Gerade verhandeln die Parteien über die Höhe der Haushaltskürzungen. Die PO fordert Einsparungen in Höhe von 14 Milliarden Zloty (ca. 3,6 Mrd. Euro). Um solche Kürzungen gegen die Bevölkerung durchzusetzen, werden Regierung und Präsident nicht vor autoritären Formen der Herrschaft zurückschrecken, gerade weil sie demokratisch nicht legitimiert sind und sich nur auf eine verschwindend geringe Basis stützen können.

Der neue Präsident Lech Kaczynski gehört zu den rechtesten und reaktionärsten Elementen der polnischen Politik. Er hatte sich 1977 dem Komitee zur Verteidigung der Bergarbeiter (KOR) angeschlossen und stand seitdem auf dem rechten Flügel der oppositionellen Gewerkschaftsbewegung. Zusammen mit Lech Walesa spielte er eine wichtige Rolle dabei, die Gewerkschaft Solidarnosc der katholischen Kirche unterzuordnen. 1989 war er Mitglied des Runden Tisches, der die Restauration des Kapitalismus in Polen mit all den sozialen Folgen organisierte.

Nachdem er sich mit Walesa überworfen hatte, zog sich Kaczynski zunächst aus der Politik zurück.

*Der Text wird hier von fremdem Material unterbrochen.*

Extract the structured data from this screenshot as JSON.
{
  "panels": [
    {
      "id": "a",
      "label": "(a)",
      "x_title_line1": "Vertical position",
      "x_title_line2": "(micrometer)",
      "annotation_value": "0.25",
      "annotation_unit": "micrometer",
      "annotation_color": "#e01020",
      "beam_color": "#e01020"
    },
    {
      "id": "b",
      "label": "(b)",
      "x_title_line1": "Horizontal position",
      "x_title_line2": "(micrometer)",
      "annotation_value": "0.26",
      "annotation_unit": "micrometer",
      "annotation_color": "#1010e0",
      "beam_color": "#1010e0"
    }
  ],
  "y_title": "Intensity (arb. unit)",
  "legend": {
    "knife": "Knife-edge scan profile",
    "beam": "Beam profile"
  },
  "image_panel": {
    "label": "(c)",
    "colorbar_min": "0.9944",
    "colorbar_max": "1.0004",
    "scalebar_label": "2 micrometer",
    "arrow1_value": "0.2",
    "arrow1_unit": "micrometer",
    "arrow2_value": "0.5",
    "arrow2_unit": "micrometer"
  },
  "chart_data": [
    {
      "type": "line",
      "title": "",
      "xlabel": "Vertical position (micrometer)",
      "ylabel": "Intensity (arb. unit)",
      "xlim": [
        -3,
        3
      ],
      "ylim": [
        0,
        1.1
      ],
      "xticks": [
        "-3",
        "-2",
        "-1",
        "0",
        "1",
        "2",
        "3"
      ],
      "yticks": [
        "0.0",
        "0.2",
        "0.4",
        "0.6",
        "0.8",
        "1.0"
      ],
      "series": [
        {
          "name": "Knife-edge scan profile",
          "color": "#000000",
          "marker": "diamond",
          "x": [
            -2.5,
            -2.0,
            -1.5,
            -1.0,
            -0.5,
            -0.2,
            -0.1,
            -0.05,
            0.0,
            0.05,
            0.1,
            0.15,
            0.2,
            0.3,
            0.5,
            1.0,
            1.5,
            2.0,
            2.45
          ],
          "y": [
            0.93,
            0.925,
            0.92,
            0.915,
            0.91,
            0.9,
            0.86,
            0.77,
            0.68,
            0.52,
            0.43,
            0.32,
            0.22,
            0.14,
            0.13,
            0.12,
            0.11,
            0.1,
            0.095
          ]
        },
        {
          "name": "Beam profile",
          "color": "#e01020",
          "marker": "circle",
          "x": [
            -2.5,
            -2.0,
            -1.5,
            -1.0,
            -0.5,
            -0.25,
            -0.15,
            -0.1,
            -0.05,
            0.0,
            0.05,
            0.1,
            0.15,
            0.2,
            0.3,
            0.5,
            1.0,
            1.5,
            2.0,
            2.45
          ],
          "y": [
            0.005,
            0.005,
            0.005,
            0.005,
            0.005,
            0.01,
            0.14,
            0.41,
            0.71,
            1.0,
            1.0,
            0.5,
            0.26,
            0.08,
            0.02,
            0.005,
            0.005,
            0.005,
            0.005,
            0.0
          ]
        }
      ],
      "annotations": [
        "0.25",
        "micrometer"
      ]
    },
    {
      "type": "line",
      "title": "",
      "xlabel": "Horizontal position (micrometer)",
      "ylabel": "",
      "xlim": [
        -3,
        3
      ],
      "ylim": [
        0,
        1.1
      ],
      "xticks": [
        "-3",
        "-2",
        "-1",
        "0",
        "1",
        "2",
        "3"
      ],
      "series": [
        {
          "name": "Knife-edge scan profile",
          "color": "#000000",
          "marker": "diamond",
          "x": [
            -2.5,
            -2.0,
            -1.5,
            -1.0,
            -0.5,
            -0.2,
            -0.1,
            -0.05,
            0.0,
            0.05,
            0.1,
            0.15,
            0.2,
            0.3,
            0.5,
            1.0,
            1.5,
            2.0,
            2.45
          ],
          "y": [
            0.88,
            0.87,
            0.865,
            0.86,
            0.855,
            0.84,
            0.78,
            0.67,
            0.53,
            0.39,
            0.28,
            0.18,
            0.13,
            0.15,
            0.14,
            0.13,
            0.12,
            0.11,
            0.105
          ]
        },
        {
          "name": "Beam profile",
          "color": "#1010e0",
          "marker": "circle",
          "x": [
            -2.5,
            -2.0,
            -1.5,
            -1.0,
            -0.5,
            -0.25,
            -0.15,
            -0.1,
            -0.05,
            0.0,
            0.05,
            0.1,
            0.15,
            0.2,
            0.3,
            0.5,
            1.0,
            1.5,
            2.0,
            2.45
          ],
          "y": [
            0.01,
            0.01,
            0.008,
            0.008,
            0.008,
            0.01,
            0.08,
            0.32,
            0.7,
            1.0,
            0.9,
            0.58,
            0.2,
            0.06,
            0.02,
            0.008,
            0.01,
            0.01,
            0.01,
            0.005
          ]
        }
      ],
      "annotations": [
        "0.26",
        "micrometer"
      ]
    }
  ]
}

In den Jahren 2000 und 2001 war er Justizminister in der AWS-Regierung. In seiner kurzen Amtszeit bereitete er zahlreiche Verschärfungen des Strafrechts vor und begann sich als Law-and-order-Mann zu profilieren. Im November 2002 wurde er zum Bürgermeister Warschaus gewählt.

In diesem Amt machte er bereits deutlich, was er von demokratischen Rechten hält: Im Juni diesen Jahres verbot Kaczynski Homosexuellen eine Parade in Warschau abzuhalten. Gleichzeitig gestattete er Neonazis eine Gegendemonstration. Die Homosexuellen versammelten sich trotzdem und wurden von den Neonazis brutal angegriffen. Kaczynski kritisierte anschließend die Polizei, weil sie die unangemeldete Demonstration der Homosexuellen gegen die Angriffe der Faschisten geschützt hatte.

Kürzlich forderte der 56-Jährige, man solle die Warschauer Obdachlosen in Container-Slums am Rande der Stadt unterbringen, damit sie das Stadtbild nicht länger störten. Im Wahlkampf hat Kaczynski erklärt, dass er das Strafrecht verschärfen und die Stellung des Präsidenten stärken wolle. Sein Ziel sei es, eine "Vierte Republik" aufzubauen, die von allen sozialistischen Einflüssen gereinigt sei. Per Verfassungsänderung und einem "Ethischen Kodex" will er außerdem die Rechte des Präsidenten gegenüber der Regierung stärken.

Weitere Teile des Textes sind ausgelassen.